How does Brittle Deformation of Phyllosilicate-rich Mylonites Work? Implications for Fault Weakness

Abstract:

One mechanism explaining the nucleation and propagation of weak faults with non-Andersonian attitude is the mechanical anisotropy of phyllosilicate-rich mylonitic rocks. We characterized the mechanical anisotropy and (micro-)failure modes of phyllosilicate-rich mylonites from the Grandes Rousses Massif (Helvetic-Dauphinois Domain, French Alps), deformed under brittle conditions after exhumation from metamorphic conditions. We performed uniaxial (UCS) and triaxial (TXT) tests varying the σ1/schistosity angle at varying confining pressures.

Fractures obtained in the lab and observed in nature are stair-stepped at millimeter-scale, and are composed of low-angle segments developed along phyllosilicate layers and high-angle segments cutting the quartz-feldspar layers with an Andersonian (shear fracture) or tensional joint orientation.

UCS at 90° show high strength and failure mode characterized by both low-angle segments along schistosity and high-angle ones cutting quartz-feldspar layers. UCS at 0° show lower strength and axial splitting along schistosity.

TXT cover a complete range of inclinations, from 0° to 90°, at confining pressures of 60MPa and 120MPa. Maximum strength is achieved at 0°, strength and minimum strength, attained at 45°, is around 50% with a significant strength anisotropy. The “fault zone” develops mainly along schistosity for tests at 20-70°, whilst Andersonian shear fractures are observed at 0-20° and 70-90°.

In the field we defined the paleo-stress field and measured the σ1/schistosity angle (the schistosity is undulated).
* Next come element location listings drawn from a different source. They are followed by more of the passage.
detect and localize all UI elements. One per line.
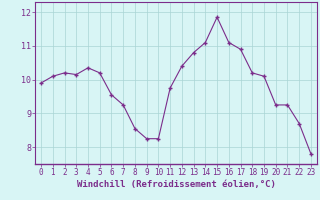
X-axis label: Windchill (Refroidissement éolien,°C): Windchill (Refroidissement éolien,°C)	[76, 180, 276, 189]
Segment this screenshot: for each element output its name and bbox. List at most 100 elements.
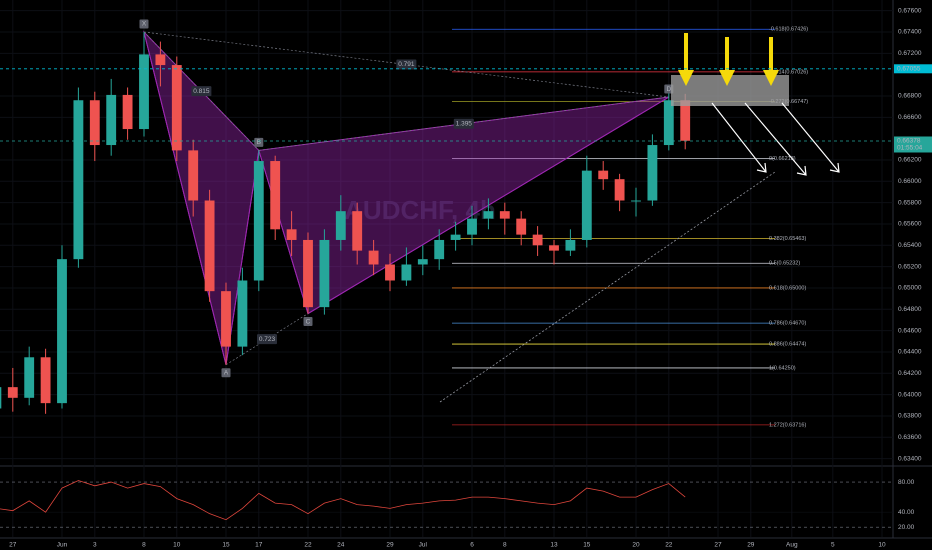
y-tick-label: 0.63400 bbox=[898, 455, 922, 462]
y-tick-label: 0.64200 bbox=[898, 370, 922, 377]
ratio-box bbox=[396, 59, 417, 70]
y-tick-label: 0.67600 bbox=[898, 7, 922, 14]
candle-body bbox=[335, 211, 346, 240]
point-label: C bbox=[306, 318, 311, 325]
candle-body bbox=[319, 239, 330, 308]
drawings bbox=[439, 33, 840, 403]
yellow-arrows bbox=[678, 33, 779, 86]
y-tick-label: 0.66600 bbox=[898, 114, 922, 121]
projection-arrow bbox=[711, 102, 767, 173]
candle-body bbox=[385, 264, 395, 281]
x-tick-label: 13 bbox=[550, 542, 558, 549]
candle-body bbox=[57, 259, 67, 404]
candle-body bbox=[434, 239, 445, 260]
candle-body bbox=[663, 100, 674, 146]
fib-label: 0(0.66213) bbox=[769, 156, 796, 162]
candle-body bbox=[122, 94, 133, 130]
price-tag-label: 0.67055 bbox=[897, 66, 921, 73]
ratio-box bbox=[191, 86, 212, 97]
x-tick-label: 24 bbox=[337, 542, 345, 549]
ratio-label: 0.791 bbox=[398, 61, 415, 68]
countdown-label: 01:55:04 bbox=[897, 145, 923, 152]
candle-body bbox=[631, 200, 641, 202]
candle-body bbox=[680, 100, 691, 141]
candle-body bbox=[368, 250, 379, 265]
candle-body bbox=[417, 259, 428, 265]
y-tick-label: 0.64800 bbox=[898, 306, 922, 313]
y-tick-label: 0.66200 bbox=[898, 157, 922, 164]
y-tick-label: 0.65400 bbox=[898, 242, 922, 249]
candle-body bbox=[549, 245, 559, 251]
point-box bbox=[221, 368, 231, 378]
candle-body bbox=[204, 200, 215, 292]
x-tick-label: 17 bbox=[255, 542, 263, 549]
candle-body bbox=[0, 387, 2, 409]
rsi-line bbox=[0, 480, 686, 521]
candle-body bbox=[221, 291, 231, 347]
candle-body bbox=[73, 100, 84, 260]
candle-body bbox=[24, 357, 35, 398]
rsi-tick-label: 80.00 bbox=[898, 479, 915, 486]
y-tick-label: 0.65800 bbox=[898, 199, 922, 206]
ratio-line bbox=[143, 31, 260, 151]
price-tag bbox=[894, 136, 932, 153]
fib-label: -0.618(0.67426) bbox=[769, 27, 808, 33]
x-tick-label: 10 bbox=[878, 542, 886, 549]
x-tick-label: 29 bbox=[386, 542, 394, 549]
y-tick-label: 0.65600 bbox=[898, 221, 922, 228]
candle-body bbox=[499, 211, 510, 219]
y-tick-label: 0.66800 bbox=[898, 93, 922, 100]
ratio-box bbox=[453, 118, 474, 129]
y-tick-label: 0.65000 bbox=[898, 285, 922, 292]
rsi-tick-label: 20.00 bbox=[898, 524, 915, 531]
candle-body bbox=[303, 239, 313, 308]
x-tick-label: 10 bbox=[173, 542, 181, 549]
x-tick-label: 8 bbox=[142, 542, 146, 549]
x-tick-label: Jun bbox=[57, 542, 68, 549]
point-box bbox=[303, 317, 313, 327]
candle-body bbox=[286, 229, 297, 240]
point-label: D bbox=[666, 86, 671, 93]
y-tick-label: 0.63800 bbox=[898, 413, 922, 420]
candle-body bbox=[106, 94, 117, 146]
candle-body bbox=[581, 170, 592, 240]
down-arrow bbox=[763, 37, 779, 86]
x-tick-label: 8 bbox=[503, 542, 507, 549]
fib-label: -0.414(0.67026) bbox=[769, 69, 808, 75]
fib-label: 0.382(0.65463) bbox=[769, 236, 806, 242]
candle-body bbox=[139, 54, 149, 130]
ratio-label: 1.395 bbox=[456, 120, 473, 127]
x-tick-label: 6 bbox=[470, 542, 474, 549]
y-tick-label: 0.65200 bbox=[898, 263, 922, 270]
candle-body bbox=[7, 387, 18, 398]
axis-labels: 0.67600 0.67400 0.67200 0.66800 0.66600 0.662… bbox=[0, 7, 932, 549]
candle-body bbox=[352, 211, 363, 251]
x-tick-label: 22 bbox=[665, 542, 673, 549]
x-tick-label: 5 bbox=[831, 542, 835, 549]
ratio-line bbox=[258, 96, 669, 151]
y-tick-label: 0.64600 bbox=[898, 327, 922, 334]
candle-body bbox=[614, 179, 625, 201]
candle-body bbox=[171, 65, 182, 151]
x-tick-label: 22 bbox=[304, 542, 312, 549]
x-tick-label: 20 bbox=[632, 542, 640, 549]
point-label: X bbox=[142, 21, 147, 28]
candle-body bbox=[89, 100, 100, 146]
y-tick-label: 0.63600 bbox=[898, 434, 922, 441]
x-tick-label: 3 bbox=[93, 542, 97, 549]
x-tick-label: Aug bbox=[786, 542, 798, 549]
projection-arrow bbox=[781, 102, 840, 173]
candle-body bbox=[401, 264, 412, 281]
candle-body bbox=[270, 161, 281, 230]
point-box bbox=[254, 137, 264, 147]
candle-body bbox=[483, 211, 494, 219]
y-tick-label: 0.64000 bbox=[898, 391, 922, 398]
projection-arrow bbox=[744, 102, 807, 176]
x-tick-label: 15 bbox=[583, 542, 591, 549]
candle-body bbox=[647, 145, 658, 201]
candle-body bbox=[155, 54, 166, 66]
x-tick-label: 27 bbox=[714, 542, 722, 549]
candle-body bbox=[565, 239, 576, 251]
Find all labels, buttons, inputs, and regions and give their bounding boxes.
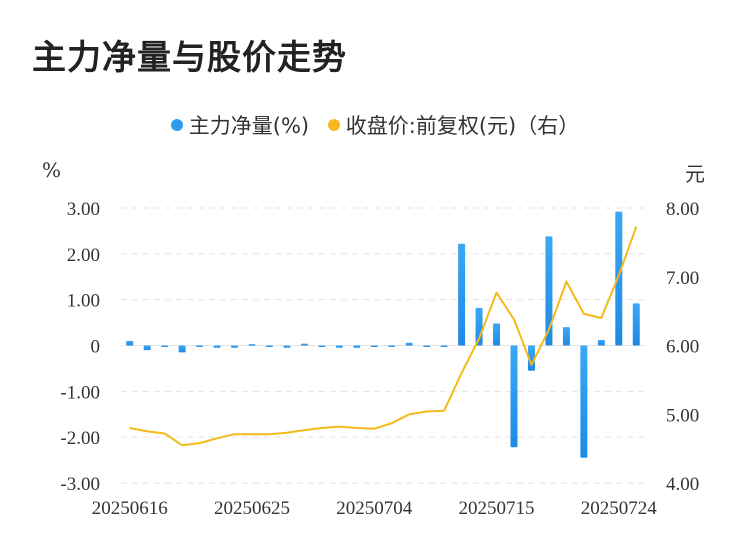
net-volume-bar[interactable] xyxy=(405,342,413,346)
legend-dot-net-volume xyxy=(170,119,183,131)
left-tick-label: 0 xyxy=(91,337,101,358)
left-tick-label: 3.00 xyxy=(67,199,100,220)
left-tick-label: -2.00 xyxy=(60,428,100,449)
x-tick-label: 20250724 xyxy=(581,498,658,519)
net-volume-bar[interactable] xyxy=(178,345,186,353)
legend-item-close-price[interactable]: 收盘价:前复权(元)（右） xyxy=(327,110,580,140)
net-volume-bar[interactable] xyxy=(143,345,151,351)
net-volume-bar[interactable] xyxy=(353,345,361,348)
net-volume-bar[interactable] xyxy=(318,345,326,348)
right-axis-unit: 元 xyxy=(685,162,705,186)
net-volume-bar[interactable] xyxy=(545,236,553,346)
x-tick-label: 20250704 xyxy=(336,498,413,519)
chart-title: 主力净量与股价走势 xyxy=(32,38,347,78)
net-volume-bar[interactable] xyxy=(265,345,273,348)
net-volume-bar[interactable] xyxy=(248,344,256,346)
left-tick-label: 1.00 xyxy=(67,291,100,312)
net-volume-bar[interactable] xyxy=(423,345,431,348)
legend: 主力净量(%) 收盘价:前复权(元)（右） xyxy=(0,110,750,140)
left-axis-unit: % xyxy=(42,158,62,182)
net-volume-bar[interactable] xyxy=(388,345,396,348)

Noteworthy, also in the field a transition from a failure mode dominated by slip along schistosity to an Andersonian behavior was observed at 70°.

Combining laboratory and field data, we conclude that mechanical anisotropy of foliated rocks is relevant in a wide range of σ1/schistosity angles and, due to failure modes dominated by along-schistosity slip, influences the angle to σ1 at which new macroscopic fault zones nucleate, which is very different from predictions of Anderson’s theory.